Bis zum Kommen der Christlichen Wissenschaft ist die Himmelfahrt immer als eine Trennung angesehen worden; doch die Jünger in ihrem damaligen erleuchteten und vergeistigten Bewußseinszustand sahen in ihr den erhabenen Beweis, daß sie nicht von ihrem Meister getrennt werden konnten. Als die Wolke ihres materialistischen Denkens sie dann wieder umfing und die geistige Idee vor ihrem inneren Blick verbarg, wurde ihnen die Verheißung, daß sie gleich ihm die Welt überwinden könnten und sie überwinden würden.

Dem, der mit einer materiellen Vorstellung von Trennung durch Raum oder Tod zu kämpfen hat, bringt das wenn auch nur schwache Bewußtsein dieses Einsseins in Christus Trost und Heilung. Jetzt, wo er erkennt, wie allumfassend „die ewigen Arme” sind, wird das durch Trennung so leicht entstehende überwältigende Gefühl der Furcht und Angst, der Hilflosigkeit und Trauer aufgehoben, und an dessen Stelle tritt die dauernde Überzeugung, daß des Menschen Wohlfahrt von Umständen des Ortes oder der Materie völlig unabhängig ist. Wenn wir andern ihre verstrickenden Befürchtungen abnehmen und sie gehen lassen in der gewissen Erkenntnis, daß keine Pflicht sie jenseits der Allheit der göttlichen Liebe führen kann, so bedeutet das, sowohl uns selber wie auch sie von dem befreien, was allem wahren Fortschritt entgegenwirkt.

Wenn die menschliche Liebe sich der göttlichen Liebe nähert, stellt sich ein Gefühl des Geborgenseins in der Unsterblichkeit ein, und dementsprechend schwindet der Wahn des Getrenntseins und des Todes. Ist auch der Schleier und Schatten des Todes anscheinend zwischen Freunde gekommen, so finden doch die, die den Saum der Christlichen Wissenschaft berührt haben, daß es möglich ist, gefaßt, ja sogar freudig weiterzuschreiten, denn es wird ihnen immer klarer, daß die Vorstellungen vom materiellen Leben so unwahr sind wie die Vorstellung vom Tode. Sie haben angefangen einzusehen, daß die Nachahmung des Lebens, die sich als menschliche Persönlichkeit bekundet, die geistige Individualität des Freundes fast ebenso vor ihnen verbarg wie die später folgende Scheinbarkeit des Todes, und daß daher die Vorstellung von menschlicher Persönlichkeit ebenso überwunden werden muß wie die des Todes. Viele haben wegen der Trennung, die ihnen durch die Sünden der sogenannten Lebenden verursacht wurde, hundertmal mehr Schmerz empfunden als wegen der Trennung durch Entfernung oder durch den Tod.

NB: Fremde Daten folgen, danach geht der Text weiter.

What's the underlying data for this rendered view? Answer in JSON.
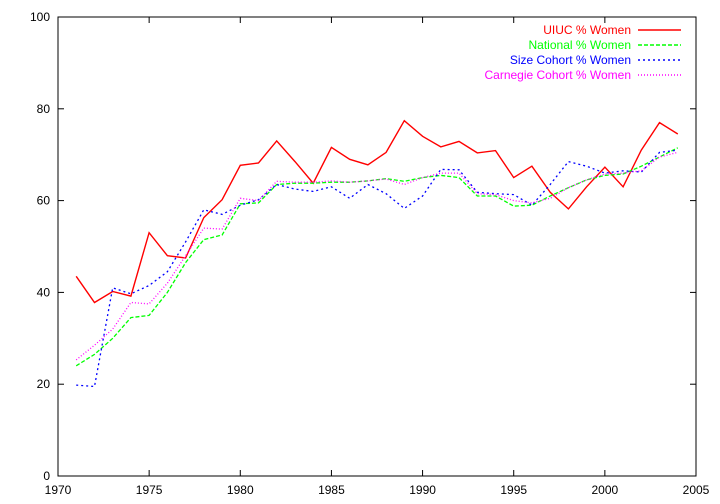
{
  "chart_data": {
    "type": "line",
    "title": "",
    "xlabel": "",
    "ylabel": "",
    "xlim": [
      1970,
      2005
    ],
    "ylim": [
      0,
      100
    ],
    "xticks": [
      1970,
      1975,
      1980,
      1985,
      1990,
      1995,
      2000,
      2005
    ],
    "yticks": [
      0,
      20,
      40,
      60,
      80,
      100
    ],
    "grid": false,
    "legend_position": "top-right",
    "x": [
      1971,
      1972,
      1973,
      1974,
      1975,
      1976,
      1977,
      1978,
      1979,
      1980,
      1981,
      1982,
      1983,
      1984,
      1985,
      1986,
      1987,
      1988,
      1989,
      1990,
      1991,
      1992,
      1993,
      1994,
      1995,
      1996,
      1997,
      1998,
      1999,
      2000,
      2001,
      2002,
      2003,
      2004
    ],
    "series": [
      {
        "name": "UIUC % Women",
        "color": "#ff0000",
        "dash": "solid",
        "values": [
          43.5,
          37.8,
          40.2,
          39.2,
          53.0,
          48.0,
          47.5,
          56.3,
          60.2,
          67.7,
          68.2,
          73.0,
          68.5,
          63.8,
          71.6,
          69.0,
          67.8,
          70.5,
          77.4,
          74.0,
          71.7,
          72.9,
          70.4,
          70.9,
          65.0,
          67.5,
          61.8,
          58.2,
          63.0,
          67.3,
          63.0,
          71.0,
          77.0,
          74.5
        ]
      },
      {
        "name": "National % Women",
        "color": "#00ff00",
        "dash": "dashed",
        "values": [
          24.0,
          26.5,
          30.0,
          34.5,
          35.0,
          40.0,
          46.5,
          51.5,
          52.5,
          59.3,
          59.5,
          63.5,
          63.8,
          63.8,
          64.0,
          64.0,
          64.3,
          64.8,
          64.2,
          65.0,
          65.5,
          65.0,
          61.0,
          61.0,
          58.8,
          59.0,
          61.0,
          62.8,
          64.5,
          65.5,
          65.8,
          67.5,
          69.5,
          71.5
        ]
      },
      {
        "name": "Size Cohort % Women",
        "color": "#0000ff",
        "dash": "dotted",
        "values": [
          19.8,
          19.5,
          41.0,
          39.7,
          41.5,
          44.5,
          51.0,
          58.0,
          57.0,
          59.0,
          60.2,
          63.5,
          62.5,
          62.0,
          63.0,
          60.5,
          63.5,
          61.5,
          58.3,
          61.0,
          66.8,
          66.7,
          61.8,
          61.5,
          61.3,
          59.0,
          63.5,
          68.5,
          67.5,
          66.0,
          66.5,
          66.2,
          70.5,
          71.0
        ]
      },
      {
        "name": "Carnegie Cohort % Women",
        "color": "#ff00ff",
        "dash": "dotted-fine",
        "values": [
          25.3,
          28.5,
          32.0,
          37.8,
          37.5,
          42.0,
          48.0,
          54.0,
          53.8,
          60.5,
          60.0,
          64.2,
          64.0,
          64.0,
          64.3,
          64.0,
          64.3,
          64.7,
          63.5,
          65.0,
          66.0,
          66.0,
          61.5,
          61.3,
          60.0,
          59.5,
          60.5,
          62.8,
          64.5,
          65.8,
          66.0,
          66.5,
          69.5,
          70.5
        ]
      }
    ]
  }
}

In welchem Bewußtseinszustand wir uns auch befinden mögen — wir nähern uns einander doch nur insoweit als wir zum vollkommenen Alter Christi hinankommen. Das Band, das die scheinbar Verstorbenen mit den auf unsrer Bewußtseinsstufe Befindlichen verbindet, ist demnach so fest und dauernd, als ob sie fortführen, nebeneinander zu arbeiten. Dieses Zusammenkommen findet statt, wenn der einzelne erkannt hat, daß die Einheit der Kinder Gottes schon hier und jetzt vollkommen in Gott ist.

Das Bewußtsein dieser Einheit hebt uns über die Vorstellung des Todes, und wir sehen dann, wie eitel und nutzlos es ist, wegen der Lieben zu trauern, die doch nie von uns geschieden sind und nie ihren Platz im göttlichen Gemüt aufgeben müssen. Gottes Idee ist nie verletzt oder in Gefahr, nie verloren oder tot, und die Einigkeit der Ideen Gottes ist eine ewige Tatsache.